We began the embed program with Palm Valley Animal Center, increasing the number of lives saved by 43 percent and decreasing euthanasia by more than 6,000 animals. Many of Best Friends' staff participated in our short-term embed program there. I know it was a life-changing experience for many of them, and it has been an invaluable opportunity to learn on the ground what the most challenged shelters will need to reach no-kill by 2025.
We partnered with Harris County Animal Shelter in a big way, embedding staff and operating a community cat program there. The result is that we helped this once-struggling shelter achieve an 89.1 percent save rate for dogs and an 84.2 percent save rate for cats from October 2017 through September 2018. And our work with the Riverside County Department of Animal Services convinced them to launch a lifesaving initiative to reach a 90 percent save rate by 2023. In addition, the Pet Alliance of Washington was established to bring the state to no-kill by 2020.
Another development that I’m super excited about is our acquisition of a property in Houston that will serve as the Best Friends Lifesaving Center in that city.
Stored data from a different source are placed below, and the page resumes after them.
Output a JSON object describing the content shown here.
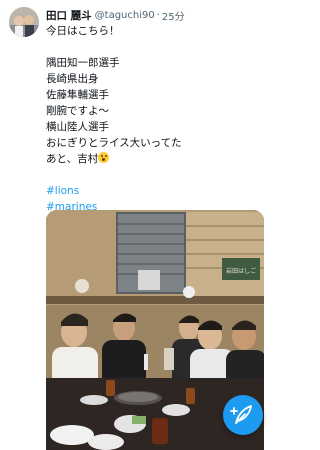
{
  "tweet": {
    "display_name": "田口 麗斗",
    "handle": "@taguchi90",
    "separator": "·",
    "timestamp": "25分",
    "lines": [
      "今日はこちら！",
      "",
      "隅田知一郎選手",
      "長崎県出身",
      "佐藤隼輔選手",
      "剛腕ですよ～",
      "横山陸人選手",
      "おにぎりとライス大いってた",
      "あと、吉村"
    ],
    "hashtags": [
      "#lions",
      "#marines"
    ],
    "emoji_icon": "surprised-face-emoji",
    "photo_sign_text": "岩田はしご"
  },
  "compose_button": {
    "icon": "feather-compose-icon"
  },
  "colors": {
    "accent": "#1d9bf0",
    "text": "#0f1419",
    "secondary": "#536471"
  }
}
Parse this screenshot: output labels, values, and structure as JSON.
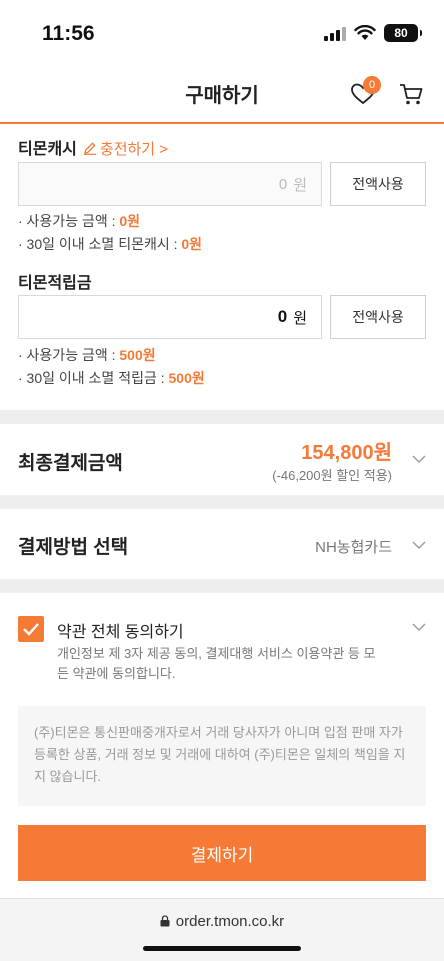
{
  "status": {
    "time": "11:56",
    "battery": "80"
  },
  "header": {
    "title": "구매하기",
    "wishlist_count": "0"
  },
  "cash": {
    "label": "티몬캐시",
    "charge_link": "충전하기",
    "amount": "0",
    "unit": "원",
    "use_all": "전액사용",
    "available_label": "· 사용가능 금액 : ",
    "available_value": "0원",
    "expiring_label": "· 30일 이내 소멸 티몬캐시 : ",
    "expiring_value": "0원"
  },
  "points": {
    "label": "티몬적립금",
    "amount": "0",
    "unit": "원",
    "use_all": "전액사용",
    "available_label": "· 사용가능 금액 : ",
    "available_value": "500원",
    "expiring_label": "· 30일 이내 소멸 적립금 : ",
    "expiring_value": "500원"
  },
  "final": {
    "label": "최종결제금액",
    "price": "154,800원",
    "discount": "(-46,200원 할인 적용)"
  },
  "payment": {
    "label": "결제방법 선택",
    "selected": "NH농협카드"
  },
  "terms": {
    "title": "약관 전체 동의하기",
    "description": "개인정보 제 3자 제공 동의, 결제대행 서비스 이용약관 등 모든 약관에 동의합니다.",
    "checked": true
  },
  "disclaimer": "(주)티몬은 통신판매중개자로서 거래 당사자가 아니며 입점 판매 자가 등록한 상품, 거래 정보 및 거래에 대하여 (주)티몬은 일체의 책임을 지지 않습니다.",
  "pay_button": "결제하기",
  "browser": {
    "url": "order.tmon.co.kr"
  },
  "colors": {
    "accent": "#f47a36",
    "divider": "#eeeeee"
  }
}
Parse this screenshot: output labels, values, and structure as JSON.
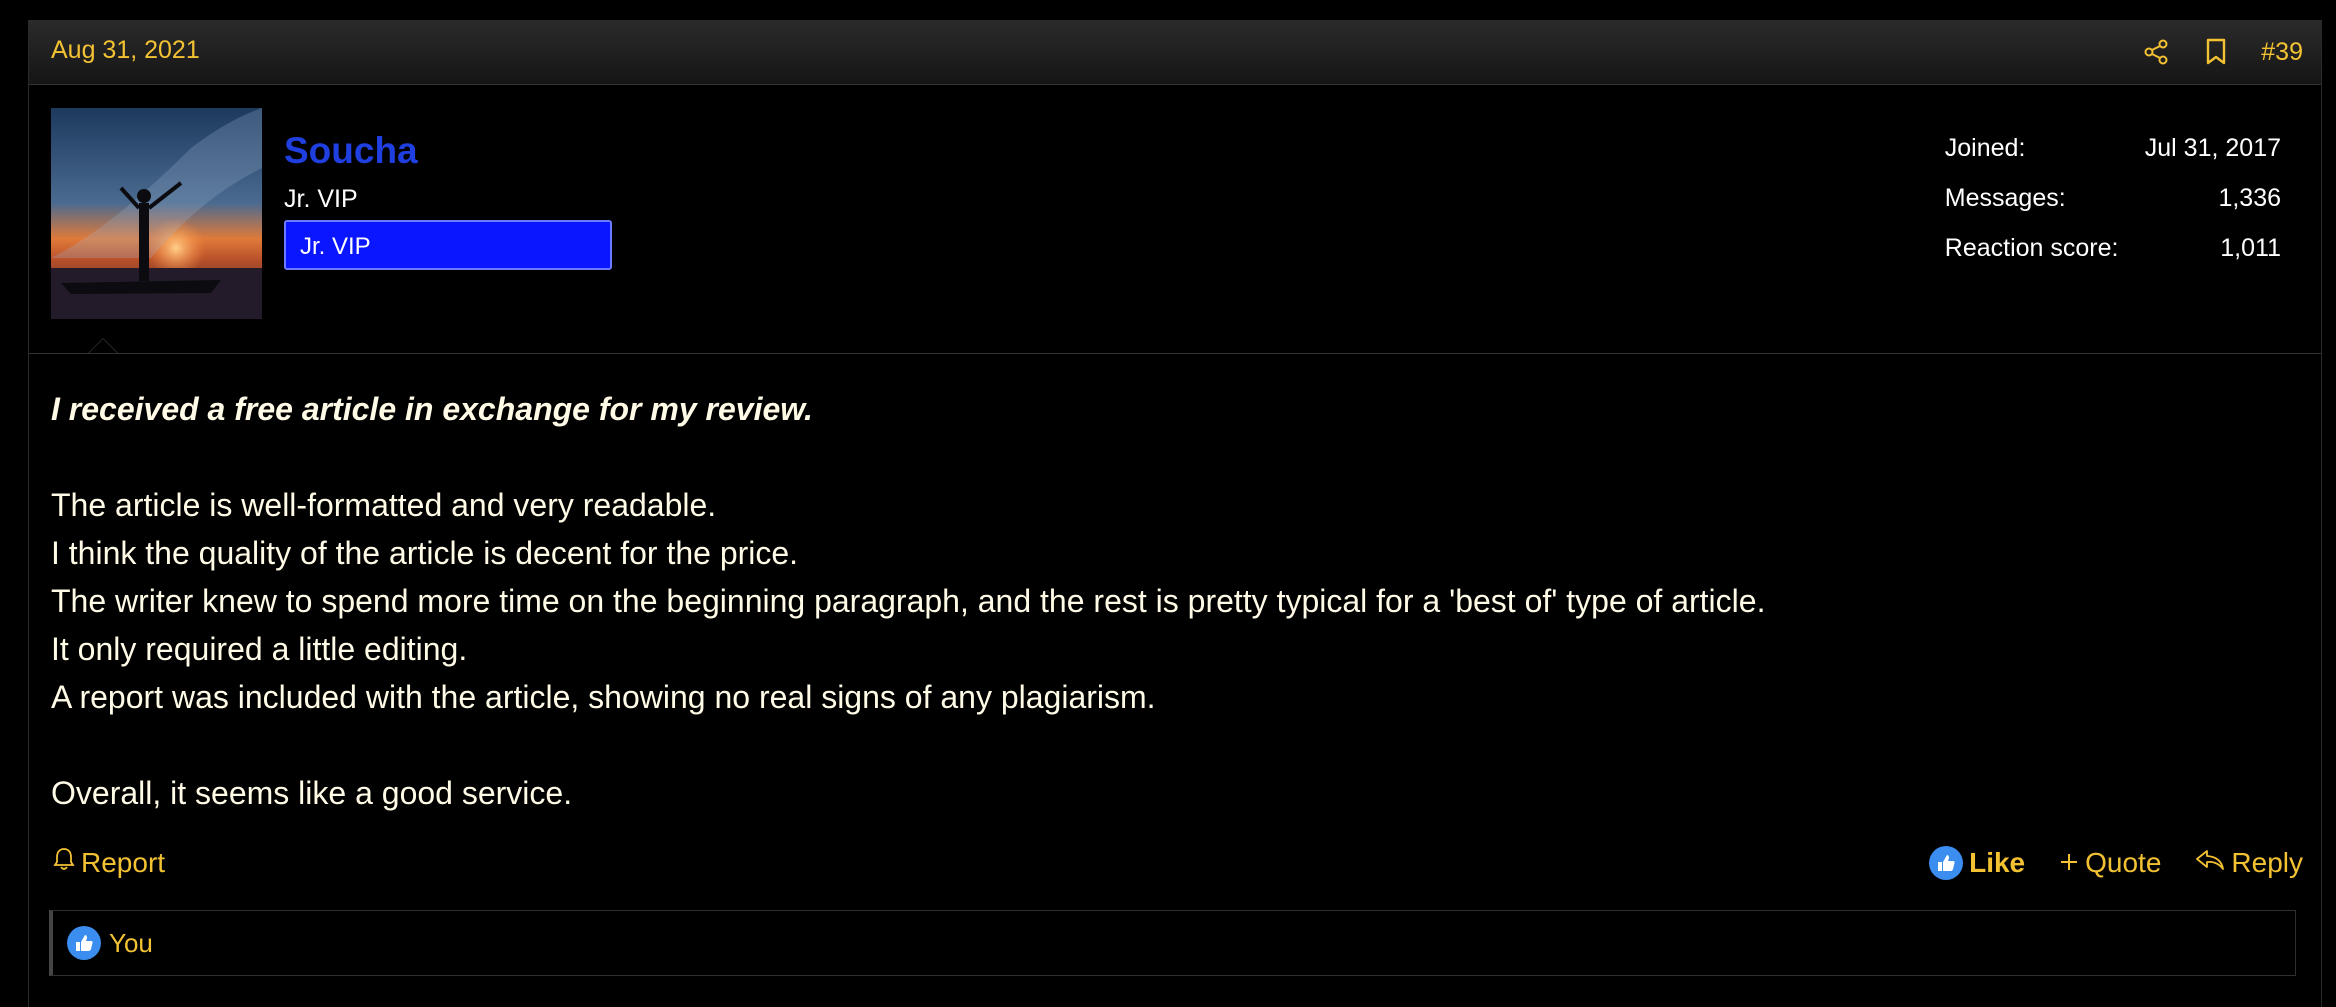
{
  "post": {
    "date": "Aug 31, 2021",
    "number": "#39",
    "icons": [
      "share-icon",
      "bookmark-icon"
    ]
  },
  "user": {
    "name": "Soucha",
    "title": "Jr. VIP",
    "banner": "Jr. VIP",
    "stats": [
      {
        "label": "Joined:",
        "value": "Jul 31, 2017"
      },
      {
        "label": "Messages:",
        "value": "1,336"
      },
      {
        "label": "Reaction score:",
        "value": "1,011"
      }
    ]
  },
  "content": {
    "disclaimer": "I received a free article in exchange for my review.",
    "lines": [
      "The article is well-formatted and very readable.",
      "I think the quality of the article is decent for the price.",
      "The writer knew to spend more time on the beginning paragraph, and the rest is pretty typical for a 'best of' type of article.",
      "It only required a little editing.",
      "A report was included with the article, showing no real signs of any plagiarism."
    ],
    "closing": "Overall, it seems like a good service."
  },
  "actions": {
    "report": "Report",
    "like": "Like",
    "quote": "Quote",
    "reply": "Reply"
  },
  "reactions": {
    "text": "You"
  },
  "colors": {
    "accent": "#f3c233",
    "username": "#1f3fe0",
    "banner_bg": "#0a16ff",
    "like_blue": "#3b8ef0"
  }
}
It will be a regional hub that will enable us to expand our effectiveness across Texas, the state with the highest number of shelter killings in the country.
TWO! Where the rubber meets the road
Across the nation, 133,816 animals were directly helped by Best Friends programs and 11,503 animals were admitted to Best Friends from October 2017 to September 2018 (our fiscal year).
ONE! No-kill is coming to your town (if it hasn’t already)
And the best news of all: There are currently 2,062 no-kill communities, and that number is growing fast. I’d like to thank all of Best Friends’ supporters and partners for enabling this historic, lifesaving work. None of this would be possible without the passion and commitment of our members, friends and the animal-loving public.
So, let's blast off to a happy new year! Together, we will achieve our moon shot and Save Them All. In 2019, let’s go for warp speed!
*Best Friends Animal Society received the highest numerical Equity Score and the highest numerical score relating to Trust and Love among Animal Welfare Nonprofit brands included in the 2018 Harris Poll EquiTrend® Study. Please go to the Best Friends FAQs page for further details.